Lyella rolled her eyes. “He took that up after digging into his genealogy here. We have quite good resources for doing so,” she said and slipped another book onto the shelf. “He traced his roots to a particular clan and suddenly became more Scottish than Rob Roy. Unfortunately for Cloverdale music lovers, having Scottish genes doesn't guarantee you can play the bagpipes. Alan seemed to think the more he played them, the better he'd be. He was wrong.”

“Do you think he was practicing when he was killed?”

“That'd be my guess.”

“But you didn't happen to see him that night?”

“Oh no! Gordon and I were home all evening. We retire early. From what I understand, what happened to Alan occurred late, after the fair had closed down.”

“Yes, it must have. Gordon's your husband, of course?”

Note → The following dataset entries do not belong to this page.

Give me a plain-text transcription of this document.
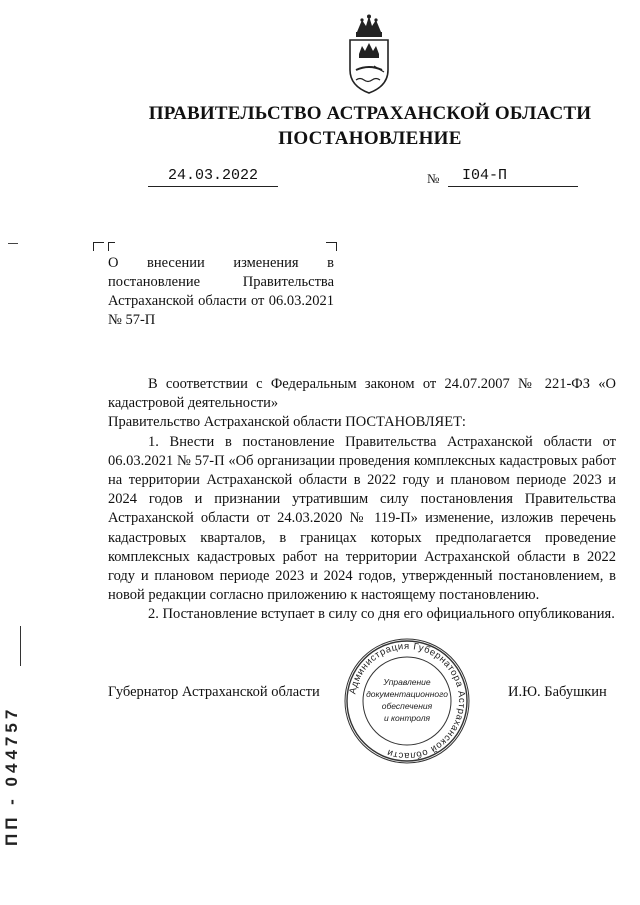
ПРАВИТЕЛЬСТВО АСТРАХАНСКОЙ ОБЛАСТИ
ПОСТАНОВЛЕНИЕ
24.03.2022	№	I04-П
О внесении изменения в постановление Правительства Астраханской области от 06.03.2021 № 57-П

В соответствии с Федеральным законом от 24.07.2007 № 221-ФЗ «О кадастровой деятельности»

Правительство Астраханской области ПОСТАНОВЛЯЕТ:

1. Внести в постановление Правительства Астраханской области от 06.03.2021 № 57-П «Об организации проведения комплексных кадастровых работ на территории Астраханской области в 2022 году и плановом периоде 2023 и 2024 годов и признании утратившим силу постановления Правительства Астраханской области от 24.03.2020 № 119-П» изменение, изложив перечень кадастровых кварталов, в границах которых предполагается проведение комплексных кадастровых работ на территории Астраханской области в 2022 году и плановом периоде 2023 и 2024 годов, утвержденный постановлением, в новой редакции согласно приложению к настоящему постановлению.

2. Постановление вступает в силу со дня его официального опубликования.

Губернатор Астраханской области	Администрация Губернатора Астраханской области
Управление
документационного
обеспечения
и контроля
И.Ю. Бабушкин
ПП - 044757
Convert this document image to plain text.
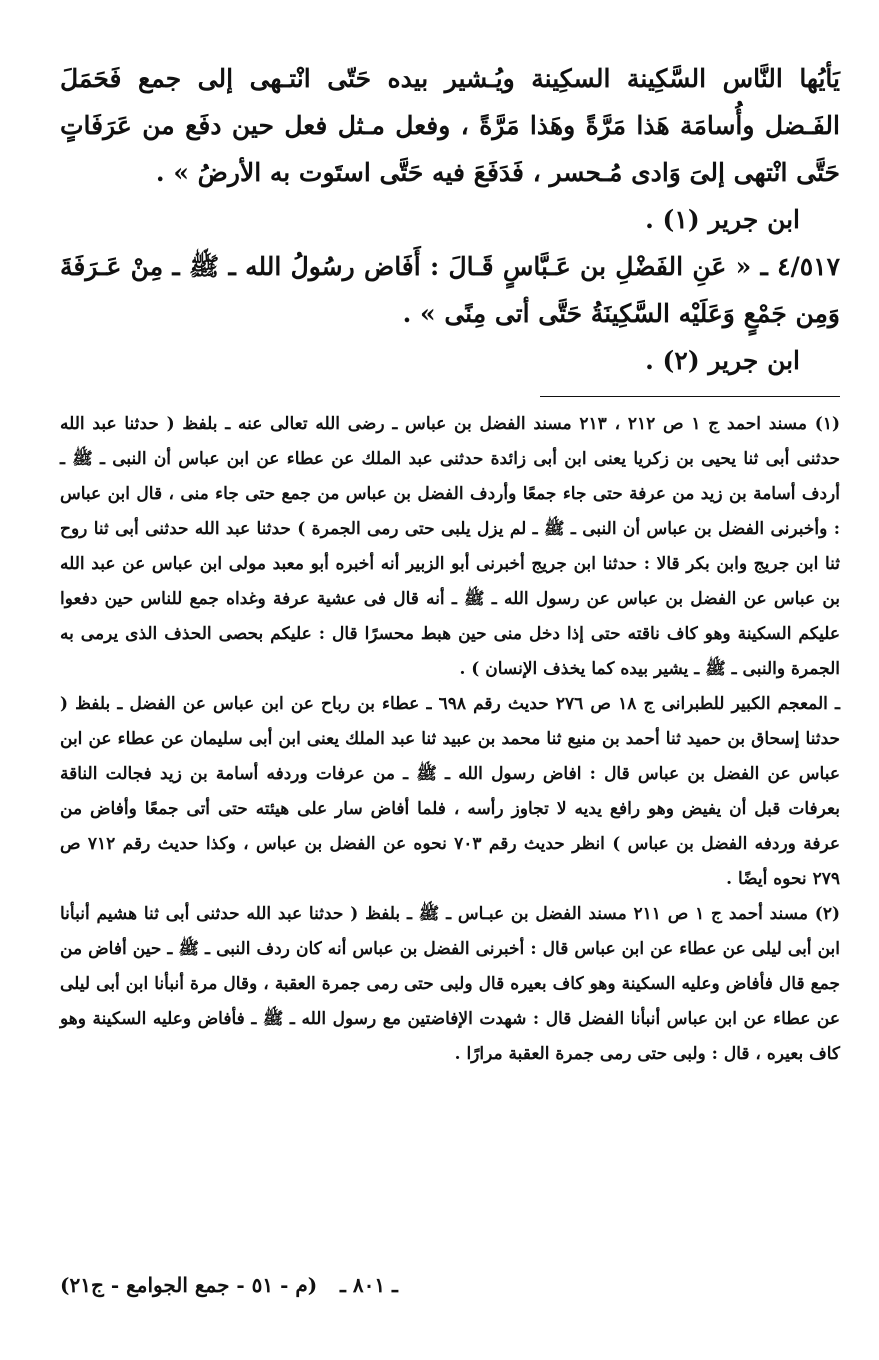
يَأيُها النَّاس السَّكِينة السكِينة ويُـشير بيده حَتّى انْتـهى إلى جمع فَحَمَلَ الفَـضل وأُسامَة هَذا مَرَّةً وهَذا مَرَّةً ، وفعل مـثل فعل حين دفَع من عَرَفَاتٍ حَتَّى انْتهى إلىَ وَادى مُـحسر ، فَدَفَعَ فيه حَتَّى استَوت به الأرضُ » .

ابن جرير (١) .

٤/٥١٧ ـ « عَنِ الفَضْلِ بن عَـبَّاسٍ قَـالَ : أَفَاض رسُولُ الله ـ ﷺ ـ مِنْ عَـرَفَةَ وَمِن جَمْعٍ وَعَلَيْه السَّكِينَةُ حَتَّى أتى مِنًى » .

ابن جرير (٢) .

(١) مسند احمد ج ١ ص ٢١٢ ، ٢١٣ مسند الفضل بن عباس ـ رضى الله تعالى عنه ـ بلفظ ( حدثنا عبد الله حدثنى أبى ثنا يحيى بن زكريا يعنى ابن أبى زائدة حدثنى عبد الملك عن عطاء عن ابن عباس أن النبى ـ ﷺ ـ أردف أسامة بن زيد من عرفة حتى جاء جمعًا وأردف الفضل بن عباس من جمع حتى جاء منى ، قال ابن عباس : وأخبرنى الفضل بن عباس أن النبى ـ ﷺ ـ لم يزل يلبى حتى رمى الجمرة ) حدثنا عبد الله حدثنى أبى ثنا روح ثنا ابن جريج وابن بكر قالا : حدثنا ابن جريج أخبرنى أبو الزبير أنه أخبره أبو معبد مولى ابن عباس عن عبد الله بن عباس عن الفضل بن عباس عن رسول الله ـ ﷺ ـ أنه قال فى عشية عرفة وغداه جمع للناس حين دفعوا عليكم السكينة وهو كاف ناقته حتى إذا دخل منى حين هبط محسرًا قال : عليكم بحصى الحذف الذى يرمى به الجمرة والنبى ـ ﷺ ـ يشير بيده كما يخذف الإنسان ) .

ـ المعجم الكبير للطبرانى ج ١٨ ص ٢٧٦ حديث رقم ٦٩٨ ـ عطاء بن رباح عن ابن عباس عن الفضل ـ بلفظ ( حدثنا إسحاق بن حميد ثنا أحمد بن منيع ثنا محمد بن عبيد ثنا عبد الملك يعنى ابن أبى سليمان عن عطاء عن ابن عباس عن الفضل بن عباس قال : افاض رسول الله ـ ﷺ ـ من عرفات وردفه أسامة بن زيد فجالت الناقة بعرفات قبل أن يفيض وهو رافع يديه لا تجاوز رأسه ، فلما أفاض سار على هيئته حتى أتى جمعًا وأفاض من عرفة وردفه الفضل بن عباس ) انظر حديث رقم ٧٠٣ نحوه عن الفضل بن عباس ، وكذا حديث رقم ٧١٢ ص ٢٧٩ نحوه أيضًا .

(٢) مسند أحمد ج ١ ص ٢١١ مسند الفضل بن عبـاس ـ ﷺ ـ بلفظ ( حدثنا عبد الله حدثنى أبى ثنا هشيم أنبأنا ابن أبى ليلى عن عطاء عن ابن عباس قال : أخبرنى الفضل بن عباس أنه كان ردف النبى ـ ﷺ ـ حين أفاض من جمع قال فأفاض وعليه السكينة وهو كاف بعيره قال ولبى حتى رمى جمرة العقبة ، وقال مرة أنبأنا ابن أبى ليلى عن عطاء عن ابن عباس أنبأنا الفضل قال : شهدت الإفاضتين مع رسول الله ـ ﷺ ـ فأفاض وعليه السكينة وهو كاف بعيره ، قال : ولبى حتى رمى جمرة العقبة مرارًا .

ـ ٨٠١ ـ
(م - ٥١ - جمع الجوامع - ج٢١)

“Of course.” For the first time, Piper saw a softening in Lyella's face and warmth creeping into her smile. She became close to lovely for the moment or two it lasted. Then the efficient-librarian face returned. “I have things to do in my office. Was there anything else?”

“No, but thank you very much.” Piper glanced around. “Perhaps I'll go look over your cookbooks.”

“Section 641,” Lyella pronounced crisply, indicating the area with a quick wave. She bid Piper a good day and strode off.

Piper started to head for section 641—there was always the possibility of new pickle recipes to be found—when she heard, “Psst.” A stooped, gray-haired woman dressed in wrinkled beige linen was beckoning her over. Piper glanced toward the office to check that Lyella had disappeared into it before going over to the woman.

“I overheard you talking with Lyella,” the woman whispered. Her deep-set eyes fairly glittered. “She and Gordon don't always retire early.”

“No?”

“That Gordon Pfiefle worships the ground she walks on. Anyone who upsets Lyella, upsets Gordon, if you take my meaning.” The woman nodded vigorously before pulling a balled-up handkerchief out of a pocket and dabbing at a corner of her mouth. “I'm Martha Smidley. I live right across the street from the Pfiefles. Not that that meant Lyella ever condescended to save a person a bit of trouble by bringing a book or two back for them.” She sniffed.

“Did you see the Pfiefles go out Friday night?” Piper asked.

“No,” Martha Smidley said, shaking her head with regret, “I didn't. I'm just saying it could happen. Their lights aren't always out by nine. Oh, there you are, Betty,” she exclaimed as a younger woman—a daughter?—approached. “I'm ready to check out now, dear.” Martha turned away from Piper without a further word and walked off with Betty, gabbling energetically to her about the particular book she'd chosen. But she managed to shoot a meaningful look over her shoulder at Piper before she'd gone too far.